When I do this, the results barely change compared to my previous approach

#17

Yes for the point 1. This avoids computing and overwriting the previous sum Ntest times.

Yes. the results should not change.

See also my point 2. You are now comparing \log p(y_{\mathrm{test},1},\ldots,y_{\mathrm{test},N_{\mathrm{test}}}|y_\mathrm{train}) to \sum_{n=1}^{N_\mathrm{train}} \log p(y_n | y_{n-1}). These are not comparable as the first one is log of joint predictive density and the other one is sum of log pointwise predictive densities. You can compute log pointwise predictive densities also for y_{\mathrm{test},1},\ldots,y_{\mathrm{test},N_\mathrm{test}} from log_p_news (and you don’t need that sum at all).

1 Like
#18

@avehtari thanks for your explanation!

Only thing I do not have an explanation for is that the log pointwise predictive densities for out-of-sample values are higher for a model which has a considerable higher WAIC value and also performs worse in terms of RMSE and MAE (also out-of-sample) than my other model. Is this maybe caused because the better performing model in terms of RMSE and MAE has higher uncertainty for the out-of-sample predictions?

#19

Difficult to say without seeing the code for all these computations (as there might be other mistakes) or data. Do you get Pareto-k warnings from loo()? loo has better diagnostics than waic, so it’s better to use loo.

#20

@avehtari sorry for the late reply, but I am still struggling with this.

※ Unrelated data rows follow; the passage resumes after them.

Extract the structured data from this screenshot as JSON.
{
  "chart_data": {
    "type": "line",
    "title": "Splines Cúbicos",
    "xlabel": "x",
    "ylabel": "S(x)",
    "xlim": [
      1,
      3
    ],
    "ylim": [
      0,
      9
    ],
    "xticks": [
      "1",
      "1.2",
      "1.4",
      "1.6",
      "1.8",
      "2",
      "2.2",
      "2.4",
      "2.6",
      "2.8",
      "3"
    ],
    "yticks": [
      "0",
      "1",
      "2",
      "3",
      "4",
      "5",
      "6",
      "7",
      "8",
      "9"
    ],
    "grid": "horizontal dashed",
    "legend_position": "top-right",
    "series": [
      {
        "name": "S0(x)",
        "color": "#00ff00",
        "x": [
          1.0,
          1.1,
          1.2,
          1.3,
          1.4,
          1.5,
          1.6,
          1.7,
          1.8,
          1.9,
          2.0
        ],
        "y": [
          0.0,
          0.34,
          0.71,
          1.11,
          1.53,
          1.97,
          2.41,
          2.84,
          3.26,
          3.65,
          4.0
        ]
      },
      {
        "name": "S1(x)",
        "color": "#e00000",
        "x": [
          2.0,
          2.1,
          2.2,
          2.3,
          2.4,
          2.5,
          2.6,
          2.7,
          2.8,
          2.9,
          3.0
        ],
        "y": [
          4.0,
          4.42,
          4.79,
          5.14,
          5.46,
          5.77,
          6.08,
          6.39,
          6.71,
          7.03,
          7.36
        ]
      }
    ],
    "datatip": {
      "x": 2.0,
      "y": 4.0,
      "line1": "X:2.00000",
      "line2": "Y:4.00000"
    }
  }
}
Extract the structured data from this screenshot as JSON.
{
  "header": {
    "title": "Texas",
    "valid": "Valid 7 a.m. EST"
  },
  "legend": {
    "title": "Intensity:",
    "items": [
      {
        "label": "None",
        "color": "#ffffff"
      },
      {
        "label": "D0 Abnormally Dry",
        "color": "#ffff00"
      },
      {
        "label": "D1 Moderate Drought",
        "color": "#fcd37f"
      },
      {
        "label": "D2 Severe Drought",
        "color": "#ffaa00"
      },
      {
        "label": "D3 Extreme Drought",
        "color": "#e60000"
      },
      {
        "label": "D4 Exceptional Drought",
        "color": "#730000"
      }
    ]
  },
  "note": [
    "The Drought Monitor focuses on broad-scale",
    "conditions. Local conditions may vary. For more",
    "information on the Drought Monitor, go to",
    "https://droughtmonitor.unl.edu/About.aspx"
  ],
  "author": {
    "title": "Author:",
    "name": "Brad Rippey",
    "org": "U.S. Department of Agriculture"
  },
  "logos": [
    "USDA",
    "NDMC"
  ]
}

Using the loo package I get the warning: (3.9%) p_waic estimates greater than 0.4. We recommend trying loo instead. Are this the Pareto-k warnings you mean? The resulting WAIC value however is exactly the same as using the code in your paper. Do you maybe know how to interpret this warning, as I cannot really interpret it as whether I can trust my estimates or not

Using loo I also get the same results that the in-sample WAIC for one model is better than the other which also produces better predictions in terms of RMSE and MAE (both in- and out-of-sample). However, the out-of-sample pointwise predictive likelihoods indicate the opposite, but I get the following warnings: (100.0%) p_waic estimates greater than 0.4. We recommend trying loo instead.. So, does this mean I cannot trust the results?